Sie sind wie ein Werkzeug, das seinen Zweck nicht so recht erfüllt: Die aus dem Englischen in die deutsche Sprache eingeführten Begriffe Hartholz und Weichholz. In vielen Bereichen der deutschsprachigen Holzwelt – sogar in Fachbüchern für Tischler – tauchen die Begriffe auf.

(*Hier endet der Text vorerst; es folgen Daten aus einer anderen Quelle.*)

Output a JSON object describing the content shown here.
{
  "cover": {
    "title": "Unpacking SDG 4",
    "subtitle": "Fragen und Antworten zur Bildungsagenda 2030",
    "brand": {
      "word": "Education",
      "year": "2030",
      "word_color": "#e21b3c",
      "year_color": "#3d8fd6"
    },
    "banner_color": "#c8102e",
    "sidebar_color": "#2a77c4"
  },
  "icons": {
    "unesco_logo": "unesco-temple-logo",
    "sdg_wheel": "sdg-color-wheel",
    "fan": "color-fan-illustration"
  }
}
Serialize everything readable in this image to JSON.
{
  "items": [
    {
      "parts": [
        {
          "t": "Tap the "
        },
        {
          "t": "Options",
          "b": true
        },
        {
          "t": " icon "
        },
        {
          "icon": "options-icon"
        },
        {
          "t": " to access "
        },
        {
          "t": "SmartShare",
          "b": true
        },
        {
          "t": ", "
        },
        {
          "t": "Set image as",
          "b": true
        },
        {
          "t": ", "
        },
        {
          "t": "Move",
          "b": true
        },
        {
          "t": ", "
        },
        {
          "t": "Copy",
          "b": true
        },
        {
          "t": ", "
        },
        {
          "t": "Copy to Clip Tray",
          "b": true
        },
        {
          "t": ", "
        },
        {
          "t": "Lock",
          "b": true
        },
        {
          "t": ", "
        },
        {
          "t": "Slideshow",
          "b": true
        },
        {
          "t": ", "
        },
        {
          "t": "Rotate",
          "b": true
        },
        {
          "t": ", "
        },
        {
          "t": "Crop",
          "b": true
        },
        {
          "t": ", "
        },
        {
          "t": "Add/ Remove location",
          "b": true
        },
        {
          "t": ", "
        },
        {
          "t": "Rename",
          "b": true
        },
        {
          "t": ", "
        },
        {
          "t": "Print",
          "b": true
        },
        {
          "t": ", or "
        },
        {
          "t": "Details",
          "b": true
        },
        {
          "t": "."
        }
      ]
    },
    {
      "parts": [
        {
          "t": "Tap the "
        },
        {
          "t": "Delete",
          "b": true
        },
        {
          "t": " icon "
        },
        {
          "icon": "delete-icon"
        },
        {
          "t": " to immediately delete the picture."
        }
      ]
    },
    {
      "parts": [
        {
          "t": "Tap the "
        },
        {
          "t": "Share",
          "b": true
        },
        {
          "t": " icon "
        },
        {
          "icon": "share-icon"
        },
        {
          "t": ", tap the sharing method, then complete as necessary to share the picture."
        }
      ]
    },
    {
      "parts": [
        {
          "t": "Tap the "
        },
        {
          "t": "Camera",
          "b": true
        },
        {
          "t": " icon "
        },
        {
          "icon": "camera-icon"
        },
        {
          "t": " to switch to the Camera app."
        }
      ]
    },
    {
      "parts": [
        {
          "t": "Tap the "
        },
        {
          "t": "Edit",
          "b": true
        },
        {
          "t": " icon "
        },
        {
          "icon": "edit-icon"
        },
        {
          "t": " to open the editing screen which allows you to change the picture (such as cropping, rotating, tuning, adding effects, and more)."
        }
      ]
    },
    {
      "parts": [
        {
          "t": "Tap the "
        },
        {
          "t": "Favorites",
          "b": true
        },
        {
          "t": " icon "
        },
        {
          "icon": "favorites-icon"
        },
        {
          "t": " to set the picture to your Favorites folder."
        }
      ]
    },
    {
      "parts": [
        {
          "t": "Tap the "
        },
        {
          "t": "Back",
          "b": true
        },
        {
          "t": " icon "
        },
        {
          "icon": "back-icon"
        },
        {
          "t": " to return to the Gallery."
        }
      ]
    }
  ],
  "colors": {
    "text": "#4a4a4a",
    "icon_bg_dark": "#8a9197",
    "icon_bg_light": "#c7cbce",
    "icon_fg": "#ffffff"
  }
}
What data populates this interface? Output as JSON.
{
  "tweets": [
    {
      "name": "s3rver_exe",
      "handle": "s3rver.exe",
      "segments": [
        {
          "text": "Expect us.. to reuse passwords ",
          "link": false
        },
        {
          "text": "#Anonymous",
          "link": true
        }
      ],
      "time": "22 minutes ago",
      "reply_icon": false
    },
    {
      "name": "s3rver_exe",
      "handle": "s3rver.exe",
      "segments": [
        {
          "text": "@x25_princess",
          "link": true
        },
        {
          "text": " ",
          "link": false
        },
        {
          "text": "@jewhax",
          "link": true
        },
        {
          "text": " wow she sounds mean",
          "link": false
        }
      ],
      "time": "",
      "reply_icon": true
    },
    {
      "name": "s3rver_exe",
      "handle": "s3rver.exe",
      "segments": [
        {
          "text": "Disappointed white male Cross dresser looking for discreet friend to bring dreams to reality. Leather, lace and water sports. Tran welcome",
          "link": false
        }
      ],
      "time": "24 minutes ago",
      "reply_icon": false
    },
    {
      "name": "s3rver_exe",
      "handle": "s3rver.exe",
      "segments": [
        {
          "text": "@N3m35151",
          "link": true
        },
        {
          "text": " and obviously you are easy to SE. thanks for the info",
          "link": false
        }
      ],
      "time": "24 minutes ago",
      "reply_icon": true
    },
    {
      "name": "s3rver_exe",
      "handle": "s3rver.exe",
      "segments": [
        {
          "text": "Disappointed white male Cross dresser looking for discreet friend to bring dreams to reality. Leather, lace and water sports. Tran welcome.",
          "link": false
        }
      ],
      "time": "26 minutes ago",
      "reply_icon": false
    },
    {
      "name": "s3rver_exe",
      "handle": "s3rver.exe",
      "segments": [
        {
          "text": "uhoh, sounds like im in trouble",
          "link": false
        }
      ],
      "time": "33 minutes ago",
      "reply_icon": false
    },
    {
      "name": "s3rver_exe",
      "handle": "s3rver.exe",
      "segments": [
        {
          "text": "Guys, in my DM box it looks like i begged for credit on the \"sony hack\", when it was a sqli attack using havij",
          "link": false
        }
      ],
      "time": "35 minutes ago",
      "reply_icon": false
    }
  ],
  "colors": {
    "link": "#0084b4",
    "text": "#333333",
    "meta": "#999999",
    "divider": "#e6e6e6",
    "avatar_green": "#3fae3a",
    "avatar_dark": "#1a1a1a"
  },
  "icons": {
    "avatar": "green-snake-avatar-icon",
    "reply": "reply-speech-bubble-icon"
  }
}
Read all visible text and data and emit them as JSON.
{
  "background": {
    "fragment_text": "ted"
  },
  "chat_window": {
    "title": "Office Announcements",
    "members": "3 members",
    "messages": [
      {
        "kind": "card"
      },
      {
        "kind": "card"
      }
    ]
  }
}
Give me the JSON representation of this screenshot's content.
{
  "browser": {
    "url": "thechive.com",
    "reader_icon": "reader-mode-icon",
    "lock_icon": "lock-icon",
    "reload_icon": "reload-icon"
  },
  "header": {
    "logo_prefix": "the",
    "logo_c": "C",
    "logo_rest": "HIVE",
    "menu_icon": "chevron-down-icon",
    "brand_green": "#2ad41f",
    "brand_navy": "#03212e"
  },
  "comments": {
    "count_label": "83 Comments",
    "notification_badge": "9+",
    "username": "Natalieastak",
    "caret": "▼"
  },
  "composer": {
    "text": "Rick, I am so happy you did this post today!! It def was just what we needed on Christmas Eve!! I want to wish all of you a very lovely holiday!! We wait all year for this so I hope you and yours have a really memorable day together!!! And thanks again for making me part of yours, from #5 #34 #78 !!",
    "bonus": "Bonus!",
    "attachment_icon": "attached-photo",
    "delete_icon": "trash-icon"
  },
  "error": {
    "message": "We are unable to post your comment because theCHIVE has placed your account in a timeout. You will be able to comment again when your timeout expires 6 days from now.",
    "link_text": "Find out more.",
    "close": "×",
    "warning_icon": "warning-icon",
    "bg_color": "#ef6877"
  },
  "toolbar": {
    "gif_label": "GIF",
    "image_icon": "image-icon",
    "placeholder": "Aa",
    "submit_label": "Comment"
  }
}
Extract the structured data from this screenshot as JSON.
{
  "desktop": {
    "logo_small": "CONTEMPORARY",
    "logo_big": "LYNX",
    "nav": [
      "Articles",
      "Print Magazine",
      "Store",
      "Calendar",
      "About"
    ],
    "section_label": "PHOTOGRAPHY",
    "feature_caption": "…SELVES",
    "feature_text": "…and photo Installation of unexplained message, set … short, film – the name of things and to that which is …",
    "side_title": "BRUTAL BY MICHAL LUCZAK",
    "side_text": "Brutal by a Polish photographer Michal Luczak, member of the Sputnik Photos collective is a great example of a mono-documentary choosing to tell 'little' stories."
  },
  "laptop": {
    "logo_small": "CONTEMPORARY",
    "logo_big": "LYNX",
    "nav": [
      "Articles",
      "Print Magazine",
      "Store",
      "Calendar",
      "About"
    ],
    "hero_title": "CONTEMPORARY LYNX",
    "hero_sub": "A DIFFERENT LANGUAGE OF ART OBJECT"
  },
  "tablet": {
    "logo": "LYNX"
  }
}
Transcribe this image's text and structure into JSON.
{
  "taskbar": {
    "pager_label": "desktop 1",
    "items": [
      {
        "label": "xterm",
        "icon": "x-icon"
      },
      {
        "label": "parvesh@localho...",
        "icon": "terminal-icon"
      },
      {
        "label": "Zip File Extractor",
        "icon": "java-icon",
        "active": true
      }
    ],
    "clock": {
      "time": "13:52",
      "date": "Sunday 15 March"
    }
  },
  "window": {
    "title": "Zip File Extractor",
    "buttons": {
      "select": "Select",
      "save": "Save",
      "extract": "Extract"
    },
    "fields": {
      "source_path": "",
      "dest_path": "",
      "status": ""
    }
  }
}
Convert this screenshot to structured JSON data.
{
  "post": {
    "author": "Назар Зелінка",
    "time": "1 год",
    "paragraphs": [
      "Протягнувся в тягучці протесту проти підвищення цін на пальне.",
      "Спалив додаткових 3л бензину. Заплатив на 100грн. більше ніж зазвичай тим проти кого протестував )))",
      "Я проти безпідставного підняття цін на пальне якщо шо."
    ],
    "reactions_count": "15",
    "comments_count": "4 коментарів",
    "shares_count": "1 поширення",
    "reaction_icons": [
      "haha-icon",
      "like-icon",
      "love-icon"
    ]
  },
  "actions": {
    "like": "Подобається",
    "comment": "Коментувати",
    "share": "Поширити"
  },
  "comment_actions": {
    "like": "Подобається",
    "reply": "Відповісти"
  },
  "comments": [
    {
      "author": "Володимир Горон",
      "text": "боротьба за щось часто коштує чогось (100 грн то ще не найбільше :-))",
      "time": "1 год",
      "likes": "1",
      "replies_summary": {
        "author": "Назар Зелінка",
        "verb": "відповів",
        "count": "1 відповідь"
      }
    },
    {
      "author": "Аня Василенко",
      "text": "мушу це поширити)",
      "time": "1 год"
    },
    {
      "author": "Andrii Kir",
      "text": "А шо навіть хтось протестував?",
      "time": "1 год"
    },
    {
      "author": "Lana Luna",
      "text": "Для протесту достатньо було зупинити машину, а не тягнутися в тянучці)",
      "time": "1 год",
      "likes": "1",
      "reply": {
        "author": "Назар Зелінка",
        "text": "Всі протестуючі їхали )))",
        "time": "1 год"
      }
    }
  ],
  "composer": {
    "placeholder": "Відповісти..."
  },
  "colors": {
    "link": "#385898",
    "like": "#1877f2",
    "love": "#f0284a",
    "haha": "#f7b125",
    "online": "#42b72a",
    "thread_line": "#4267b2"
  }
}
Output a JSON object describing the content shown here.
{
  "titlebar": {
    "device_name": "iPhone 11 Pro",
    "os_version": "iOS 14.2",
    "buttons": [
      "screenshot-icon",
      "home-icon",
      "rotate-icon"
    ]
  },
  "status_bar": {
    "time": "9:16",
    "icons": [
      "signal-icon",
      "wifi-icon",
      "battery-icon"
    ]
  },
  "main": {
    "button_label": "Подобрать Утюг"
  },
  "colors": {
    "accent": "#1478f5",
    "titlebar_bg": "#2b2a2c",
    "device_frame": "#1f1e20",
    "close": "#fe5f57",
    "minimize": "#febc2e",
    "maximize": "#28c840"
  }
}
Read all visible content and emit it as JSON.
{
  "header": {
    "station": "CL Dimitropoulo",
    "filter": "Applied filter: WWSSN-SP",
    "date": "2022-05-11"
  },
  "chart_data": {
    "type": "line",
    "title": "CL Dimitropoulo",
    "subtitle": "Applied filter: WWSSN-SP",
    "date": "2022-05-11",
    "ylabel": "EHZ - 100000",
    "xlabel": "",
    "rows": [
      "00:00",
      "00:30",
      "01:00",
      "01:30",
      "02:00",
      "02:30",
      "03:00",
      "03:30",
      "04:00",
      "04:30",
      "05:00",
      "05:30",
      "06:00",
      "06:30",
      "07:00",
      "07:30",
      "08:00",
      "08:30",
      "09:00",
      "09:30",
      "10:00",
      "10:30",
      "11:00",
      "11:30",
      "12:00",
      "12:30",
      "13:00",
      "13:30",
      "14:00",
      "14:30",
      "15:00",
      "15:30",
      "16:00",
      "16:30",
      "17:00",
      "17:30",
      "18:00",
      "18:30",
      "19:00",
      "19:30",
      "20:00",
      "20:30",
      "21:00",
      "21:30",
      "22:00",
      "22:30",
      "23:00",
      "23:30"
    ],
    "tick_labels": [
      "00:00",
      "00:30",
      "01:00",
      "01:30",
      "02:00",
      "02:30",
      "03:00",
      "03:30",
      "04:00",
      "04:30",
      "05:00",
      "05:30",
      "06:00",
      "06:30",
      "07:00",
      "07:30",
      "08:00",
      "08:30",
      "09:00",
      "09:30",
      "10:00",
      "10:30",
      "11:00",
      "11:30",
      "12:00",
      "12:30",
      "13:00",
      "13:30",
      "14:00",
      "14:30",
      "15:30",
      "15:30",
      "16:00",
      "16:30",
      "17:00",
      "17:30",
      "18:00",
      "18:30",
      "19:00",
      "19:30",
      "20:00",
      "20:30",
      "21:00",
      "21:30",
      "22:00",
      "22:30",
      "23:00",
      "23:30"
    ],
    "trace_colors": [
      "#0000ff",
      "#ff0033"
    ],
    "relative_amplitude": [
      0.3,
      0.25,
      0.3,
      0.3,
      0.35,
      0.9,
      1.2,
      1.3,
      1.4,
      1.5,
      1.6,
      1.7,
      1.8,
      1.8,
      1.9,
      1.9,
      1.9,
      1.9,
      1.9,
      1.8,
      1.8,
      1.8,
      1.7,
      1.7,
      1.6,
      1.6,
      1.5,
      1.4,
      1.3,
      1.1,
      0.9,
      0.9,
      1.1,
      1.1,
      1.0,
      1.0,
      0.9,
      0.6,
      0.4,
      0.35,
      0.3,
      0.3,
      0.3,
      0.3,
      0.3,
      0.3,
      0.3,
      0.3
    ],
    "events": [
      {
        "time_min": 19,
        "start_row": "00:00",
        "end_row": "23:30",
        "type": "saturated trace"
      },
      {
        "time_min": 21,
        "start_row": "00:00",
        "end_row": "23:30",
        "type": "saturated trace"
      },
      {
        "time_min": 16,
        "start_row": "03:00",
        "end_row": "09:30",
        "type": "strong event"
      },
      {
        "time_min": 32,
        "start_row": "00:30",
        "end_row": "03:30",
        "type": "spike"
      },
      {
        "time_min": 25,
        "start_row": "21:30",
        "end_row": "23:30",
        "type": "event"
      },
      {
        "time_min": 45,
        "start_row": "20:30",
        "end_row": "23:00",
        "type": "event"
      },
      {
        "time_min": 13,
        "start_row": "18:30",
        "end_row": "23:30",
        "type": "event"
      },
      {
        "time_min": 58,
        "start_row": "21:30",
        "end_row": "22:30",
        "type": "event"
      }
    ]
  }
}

Doch was verbirgt sich dahinter? Manche Autoren erklären, der Begriff stamme eigentlich aus alten Zolltarifen und beziehe sich auf die Dichte des Holzes: Bis 550 Kilogramm pro Kubikmeter sei es Weichholz, darüber Hartholz. Vielerorts wird dagegen mit "hardwood" und "softwood" schlicht die in Mitteleuropa gängige Unterscheidung in Laub- und Nadelholz abgebildet. Diese Lesart hat sich allgemein durchgesetzt, auch wenn sie Tücken birgt: Vermeintliche "Weichhölzer", nadlige Vertreter wie Eibe und Douglasie, sind zum Teil deutlich härter als manches "Hartholz". Gleichzeitig sind manche Hölzer wie Birke, Erle, Linde, Pappel, Weide oder Balsa sehr weich. Sie werden (obgleich vom Laubbaum kommend) gemeinhin denn auch nicht als Hartholz bezeichnet.